“Accetta quello che ti capita, anche se sei competente e bravo, o morirai di fame”, “se va male posso sempre…”, “e se ti lamenti sei uno schizzinoso”, “vuoi un diritto? Paga”, “fattela una risata”, “e non lamentarti perchè ti stiamo facendo un favore”, “è quel che c’è e ringrazia perchè c’è”, “è che siete una generazione non abituata a lavorare”, “comportati molto bene e potrai progredire”, “non ti paghiamo l’articolo ma hai visibilità”, “risparmia, licenzia, esternalizza”.
Arrivata all’ultima pagina di “Schiavi di un Dio minore” di Loredana Lipperini e Giovanni Arduino (Utent, 2016) mi rimbomba dentro: solo un patchwork di frasi che da buona 27enne laureata (in lettere? E che speri di fare?) con un patentino da giornalista pubblicista nel portafoglio (tra i 40.534 precari) e teatri come ufficio (e che ci vuole a mandare qualche e-mail ai giornali e a creare un evento su fb?) mi sento ripetere quasi ogni giorno.
Chiudo il libro e mi viene solo da dire: “ma quanto è vero?”. (“Gli schiavi letterari dei nostri giorni si sanno raccontare ma non sanno come uscirne” ).
Forse è per questo che è così difficile scrivere questa “recensione”. Perchè in quelle parole scritte su carta stampata, così ben composta, quei racconti così ben narrati mettono semplicemente nero su bianco la verità che non vogliamo vedere, che si è persa sotto il tappeto insieme a quel sogno che ormai ci vergogniamo anche di condividere, perchè, presi da “quello che ci passa il convento” siamo abituati ad accontentarci, al fluire del “tanto non cambia”. Allora che sogno è?
Tra le biografie, i racconti, gli estratti rivedi gli sfoghi dei tuoi compagni di università, le confessioni dell’inquilino al piano superiore, le lotte di tuo padre, le frustrazioni di tua madre, le rughe d’espressione dei pendolari sull’autobus capaci di raccontare quanto gli anelli degli alberi. Macini le parole condividendo ogni pensiero e la lucidità dell’analisi.

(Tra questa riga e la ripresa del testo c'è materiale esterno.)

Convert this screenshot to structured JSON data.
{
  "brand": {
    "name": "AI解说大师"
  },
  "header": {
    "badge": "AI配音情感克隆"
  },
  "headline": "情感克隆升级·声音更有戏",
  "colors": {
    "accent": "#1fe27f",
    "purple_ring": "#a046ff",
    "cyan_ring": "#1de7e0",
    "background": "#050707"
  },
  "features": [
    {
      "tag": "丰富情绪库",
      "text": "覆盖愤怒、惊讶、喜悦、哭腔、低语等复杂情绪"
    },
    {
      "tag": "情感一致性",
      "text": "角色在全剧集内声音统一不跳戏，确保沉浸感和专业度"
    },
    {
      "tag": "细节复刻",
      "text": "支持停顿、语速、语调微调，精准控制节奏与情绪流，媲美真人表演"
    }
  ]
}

Così dal precariato siamo arrivati allo schiavismo. I nuovi schiavi si chiamano Paola, Shila, Yu, sono a Dacca come in Puglia come in Cina, negli stabilimenti di Amazon come da Mc Donald, da Eatitaly come on line su freelancer.com, con un braccialetto elettronico al polso, con ritmi robotici, schiavi digitali, ingranaggi, declassamenti, suicidi. Sfruttati che diventano sfruttatori, solo doveri senza diritti, il più furbo va avanti e il più appassionato può anche svendersi. Così il lavoro si è svuotato di senso, tanto sudato, ambito, cercato ma altrettanto svilito.
“Schiavi di un Dio minore” non è un romanzo, non è una raccolta di racconti, non è un saggio. E’ la realtà che diventa storia, attendibile e accurata ma senza elenchi infiniti di numeri. C’è la Cronaca ma senza le percentuali ed i grafici. Sono le persone a diventare letteratura, senza la domanda e la risposta ma il fluire della narrazione.
Nel frullatore di storie, di prodotti, di pubblicità, di slogan, nella società di cartone e di facce di plastica alla ricerca del “più” e della convenienza, abbiamo perso il valore della consapevolezza. Non conosciamo, non ci importa conoscere, ci piace dimenticare.
“L’avvoltoio è la nostra inconsapevolezza, quella che ci divora il cuore, quella che scambia lavoro con schiavismo”.
Tutti dovremmo essere “i viaggiatori del mattino” che scrutano, osservano, analizzano, pensano e raccontano. “C’è sempre un’altra corsa. L’unica domanda è: quale? E soprattutto a quale costo? Fermati e chieditelo anche tu, anche solo una volta, per favore”.